Hahner Péter

Péter Hahner

Director, Rubicon Institute

Born in 1954 in Budapest, he graduated from the Szombathely Teacher Training College with a degree in Library and Hungarian Studies (1977), and from Eötvös Lóránd University with a degree in Hungarian Studies (1980) and History (1985). After four years of librarian and public education work and four years in the lexicon editorial office of Akadémiai Publishers, he was a lecturer at the Janus Pannonius University of Sciences (now University of Pécs) from 1985 to 2018. He participated in the undergraduate and postgraduate courses of the history departments and in the organisation of the PhD programme from 1988 as an assistant professor, and after defending his PhD thesis in 1997 as an associate professor. In 2000 he habilitated and became head of the Department of Modern History (2001-2016). He lectured on the history of Europe between 1648 and 1815, the modern history of France and the history of the United States. His research interests include the Great French Revolution and the Napoleonic era.

He has lectured at twenty-one academic conferences abroad and twenty in his own country, taught classes at the University of Amsterdam (1993) as part of the European University Exchange Program, and has lectured at the Smithsonian's National Museum in Washington, D.C. and the Gerald R. Ford Museum in Grand Rapids (2001). He has been chairman of the History Final Committee of the National High School History Competition (1996-1997), a board member of the Association of History Teachers (1998-2001) and of the Professional Association of History Teachers (since 2016), a member of the editorial board of The Hungarian Historical Review since 2012 and of the editorial board of Rubicon history magazine since 2013. He has been awarded the Széchenyi Professorial Fellowship (2001-2004), the Péter Szebenyi Prize of the Association of History Teachers (2011) and the Order of Merit of the Order of Merit of Hungary (2018).

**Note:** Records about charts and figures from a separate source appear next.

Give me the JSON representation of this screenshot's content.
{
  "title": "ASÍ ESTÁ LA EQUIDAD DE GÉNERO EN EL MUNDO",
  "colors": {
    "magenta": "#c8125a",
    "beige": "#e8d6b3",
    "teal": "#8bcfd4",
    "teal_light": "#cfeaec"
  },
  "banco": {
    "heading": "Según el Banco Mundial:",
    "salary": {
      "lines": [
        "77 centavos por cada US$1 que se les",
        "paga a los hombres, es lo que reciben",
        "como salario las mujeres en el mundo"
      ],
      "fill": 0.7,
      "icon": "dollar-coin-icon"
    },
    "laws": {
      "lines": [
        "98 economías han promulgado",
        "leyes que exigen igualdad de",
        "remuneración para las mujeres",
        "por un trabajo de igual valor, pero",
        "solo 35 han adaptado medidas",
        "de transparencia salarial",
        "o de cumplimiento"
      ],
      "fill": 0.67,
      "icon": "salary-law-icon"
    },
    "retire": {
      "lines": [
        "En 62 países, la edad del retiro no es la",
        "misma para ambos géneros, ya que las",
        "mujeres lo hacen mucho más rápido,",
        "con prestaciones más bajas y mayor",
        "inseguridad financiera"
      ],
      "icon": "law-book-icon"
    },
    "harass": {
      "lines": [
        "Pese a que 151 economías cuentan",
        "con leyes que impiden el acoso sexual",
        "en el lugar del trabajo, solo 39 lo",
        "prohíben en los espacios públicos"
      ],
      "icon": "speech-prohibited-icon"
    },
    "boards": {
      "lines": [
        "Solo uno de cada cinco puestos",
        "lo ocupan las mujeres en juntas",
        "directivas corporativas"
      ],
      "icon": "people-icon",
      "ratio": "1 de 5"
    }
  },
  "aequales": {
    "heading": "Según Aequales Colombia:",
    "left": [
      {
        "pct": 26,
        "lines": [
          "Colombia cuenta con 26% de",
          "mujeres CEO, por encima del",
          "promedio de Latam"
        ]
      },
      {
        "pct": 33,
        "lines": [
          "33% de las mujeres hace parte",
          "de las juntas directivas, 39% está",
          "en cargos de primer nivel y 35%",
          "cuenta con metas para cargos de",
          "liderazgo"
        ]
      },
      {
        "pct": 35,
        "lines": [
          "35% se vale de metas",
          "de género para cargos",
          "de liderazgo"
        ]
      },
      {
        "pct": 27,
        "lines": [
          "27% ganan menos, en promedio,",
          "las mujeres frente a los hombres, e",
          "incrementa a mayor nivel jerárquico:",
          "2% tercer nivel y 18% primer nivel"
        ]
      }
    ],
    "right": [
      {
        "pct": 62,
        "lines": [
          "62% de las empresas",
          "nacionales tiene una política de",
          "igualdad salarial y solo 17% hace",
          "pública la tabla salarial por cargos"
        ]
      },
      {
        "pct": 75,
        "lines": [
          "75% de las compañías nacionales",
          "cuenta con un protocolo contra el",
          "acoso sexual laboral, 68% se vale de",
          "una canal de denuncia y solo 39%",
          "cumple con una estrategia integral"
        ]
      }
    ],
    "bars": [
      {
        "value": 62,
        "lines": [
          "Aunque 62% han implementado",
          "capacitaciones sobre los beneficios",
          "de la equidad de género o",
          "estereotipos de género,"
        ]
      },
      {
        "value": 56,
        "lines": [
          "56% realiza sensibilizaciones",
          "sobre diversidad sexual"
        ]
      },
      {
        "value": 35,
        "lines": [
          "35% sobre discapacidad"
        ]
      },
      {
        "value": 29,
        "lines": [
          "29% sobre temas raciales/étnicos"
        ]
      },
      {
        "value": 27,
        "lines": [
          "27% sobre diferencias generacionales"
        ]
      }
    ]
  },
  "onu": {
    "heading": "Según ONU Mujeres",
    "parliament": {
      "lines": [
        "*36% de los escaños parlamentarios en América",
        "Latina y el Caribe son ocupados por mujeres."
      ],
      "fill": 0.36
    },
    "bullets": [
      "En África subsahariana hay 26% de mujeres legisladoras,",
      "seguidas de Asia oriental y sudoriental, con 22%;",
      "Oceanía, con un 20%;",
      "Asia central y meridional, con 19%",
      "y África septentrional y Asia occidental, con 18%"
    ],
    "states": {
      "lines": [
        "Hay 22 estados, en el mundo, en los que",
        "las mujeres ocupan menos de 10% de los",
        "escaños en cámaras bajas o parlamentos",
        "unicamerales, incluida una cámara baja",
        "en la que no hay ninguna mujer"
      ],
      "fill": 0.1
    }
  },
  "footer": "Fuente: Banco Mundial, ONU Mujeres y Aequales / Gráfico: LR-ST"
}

He has published twenty-four independent volumes. He has translated six English and French-language history textbooks (including studies by C. A. Beard, Alexis de Tocqueville and François Furet), regularly published historical studies and historical essays in Hungarian journals, and twenty-one studies in foreign languages, seventeen of which have appeared in foreign publications. He was a proof-reader or editor of thirteen history textbooks, and he wrote 1341 historical glossaries for the Hungarian Encyclopaedia. He has written more than 200 reviews of historical works, and is a frequent contributor to the media with written interviews and radio and television interviews.